Intellectuals, activists and journalists have been targeted in both regions while religion has been used for social control and political repression. The shared pattern in both regions is a planned campaign to silence people demanding self-determination, with Bangladesh ultimately attaining freedom while Balochistan continues to bleed.
The Pakistani authorities' decision to suspend internet services in Balochistan has made the province a “black hole” of information, where human-rights abuses can take place without witnesses, without documentation, and without consequences, according to the report. At the same time, religious minorities in Balochistan - Christians, Hazara Shia, Hindus, Ahmadiyya, and smaller communities like Zikri - live in the province under continuous threat. Blasphemy laws are used for intimidation, resulting in arbitrary arrests or even mob lynchings.

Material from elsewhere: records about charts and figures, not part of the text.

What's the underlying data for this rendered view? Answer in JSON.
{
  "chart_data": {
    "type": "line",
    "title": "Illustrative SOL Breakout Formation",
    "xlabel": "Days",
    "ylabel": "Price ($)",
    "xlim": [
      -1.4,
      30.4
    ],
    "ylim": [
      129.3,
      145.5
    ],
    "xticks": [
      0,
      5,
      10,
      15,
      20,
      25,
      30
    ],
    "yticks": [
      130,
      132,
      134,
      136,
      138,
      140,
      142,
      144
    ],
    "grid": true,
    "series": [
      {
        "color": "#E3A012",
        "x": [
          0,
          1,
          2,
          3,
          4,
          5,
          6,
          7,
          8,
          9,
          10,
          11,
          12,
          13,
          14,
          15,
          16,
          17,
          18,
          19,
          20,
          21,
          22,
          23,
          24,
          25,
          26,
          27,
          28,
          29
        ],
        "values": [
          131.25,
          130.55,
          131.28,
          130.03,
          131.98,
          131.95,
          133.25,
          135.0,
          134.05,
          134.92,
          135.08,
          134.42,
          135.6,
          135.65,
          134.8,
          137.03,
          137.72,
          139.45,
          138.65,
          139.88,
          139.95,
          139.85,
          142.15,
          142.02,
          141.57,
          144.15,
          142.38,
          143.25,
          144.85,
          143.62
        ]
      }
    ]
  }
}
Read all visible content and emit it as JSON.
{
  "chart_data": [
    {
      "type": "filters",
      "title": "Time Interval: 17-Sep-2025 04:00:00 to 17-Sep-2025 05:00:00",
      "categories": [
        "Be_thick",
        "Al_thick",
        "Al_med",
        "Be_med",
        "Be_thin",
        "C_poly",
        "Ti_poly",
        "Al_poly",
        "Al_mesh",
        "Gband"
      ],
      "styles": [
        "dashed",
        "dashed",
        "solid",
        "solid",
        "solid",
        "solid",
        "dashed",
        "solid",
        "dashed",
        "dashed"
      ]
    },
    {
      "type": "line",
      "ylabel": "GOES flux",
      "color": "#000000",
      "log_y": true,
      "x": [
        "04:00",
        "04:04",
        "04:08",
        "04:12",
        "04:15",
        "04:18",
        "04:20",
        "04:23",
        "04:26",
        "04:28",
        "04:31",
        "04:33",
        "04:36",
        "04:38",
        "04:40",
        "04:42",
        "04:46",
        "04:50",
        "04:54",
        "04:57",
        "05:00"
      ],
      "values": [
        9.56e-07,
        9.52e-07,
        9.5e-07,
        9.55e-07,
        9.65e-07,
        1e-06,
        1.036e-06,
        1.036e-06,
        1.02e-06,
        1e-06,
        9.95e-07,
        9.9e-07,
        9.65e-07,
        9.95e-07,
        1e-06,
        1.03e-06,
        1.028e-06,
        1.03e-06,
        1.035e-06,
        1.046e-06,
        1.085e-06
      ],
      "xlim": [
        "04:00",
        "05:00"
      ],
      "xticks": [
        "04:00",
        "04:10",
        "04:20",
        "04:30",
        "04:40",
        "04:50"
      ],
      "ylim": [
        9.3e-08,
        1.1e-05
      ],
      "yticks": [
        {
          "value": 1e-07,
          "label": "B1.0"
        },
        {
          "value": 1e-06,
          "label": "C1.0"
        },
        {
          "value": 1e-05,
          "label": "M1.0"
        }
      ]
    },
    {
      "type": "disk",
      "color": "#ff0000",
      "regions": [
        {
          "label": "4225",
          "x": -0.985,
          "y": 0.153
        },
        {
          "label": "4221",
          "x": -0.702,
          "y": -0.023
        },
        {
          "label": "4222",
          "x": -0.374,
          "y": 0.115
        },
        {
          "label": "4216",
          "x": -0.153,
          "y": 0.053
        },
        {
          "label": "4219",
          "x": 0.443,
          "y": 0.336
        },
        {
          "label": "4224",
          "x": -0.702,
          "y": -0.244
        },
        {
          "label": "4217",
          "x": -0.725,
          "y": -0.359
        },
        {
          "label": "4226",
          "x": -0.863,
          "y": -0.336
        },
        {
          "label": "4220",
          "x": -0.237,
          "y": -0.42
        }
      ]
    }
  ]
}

"The Pakistani state represses minorities in Balochistan not out of mere prejudice, but because it views repression as a strategic necessity."
"First, it deeply fears secession: Balochistan has a strong national movement demanding self-determination, control of local resources, and the end of military presence—and a potential breakaway could encourage similar aspirations in other provinces, threatening Pakistan’s territorial cohesion. Second, the state employs religion as a mechanism of social control, empowering hardline Islamist groups, disproportionate blasphemy laws, and religious networks to homogenise ethnic identities under an Islamic umbrella and paint Baloch nationalism as 'anti-Islamic' or 'separatist.' Third, it seeks to maintain absolute control over the province’s vast natural wealth—gas, gold, copper, lithium—which fuels the national economy while the local population remains excluded and deprived of basic infrastructure," the Pressenza report said.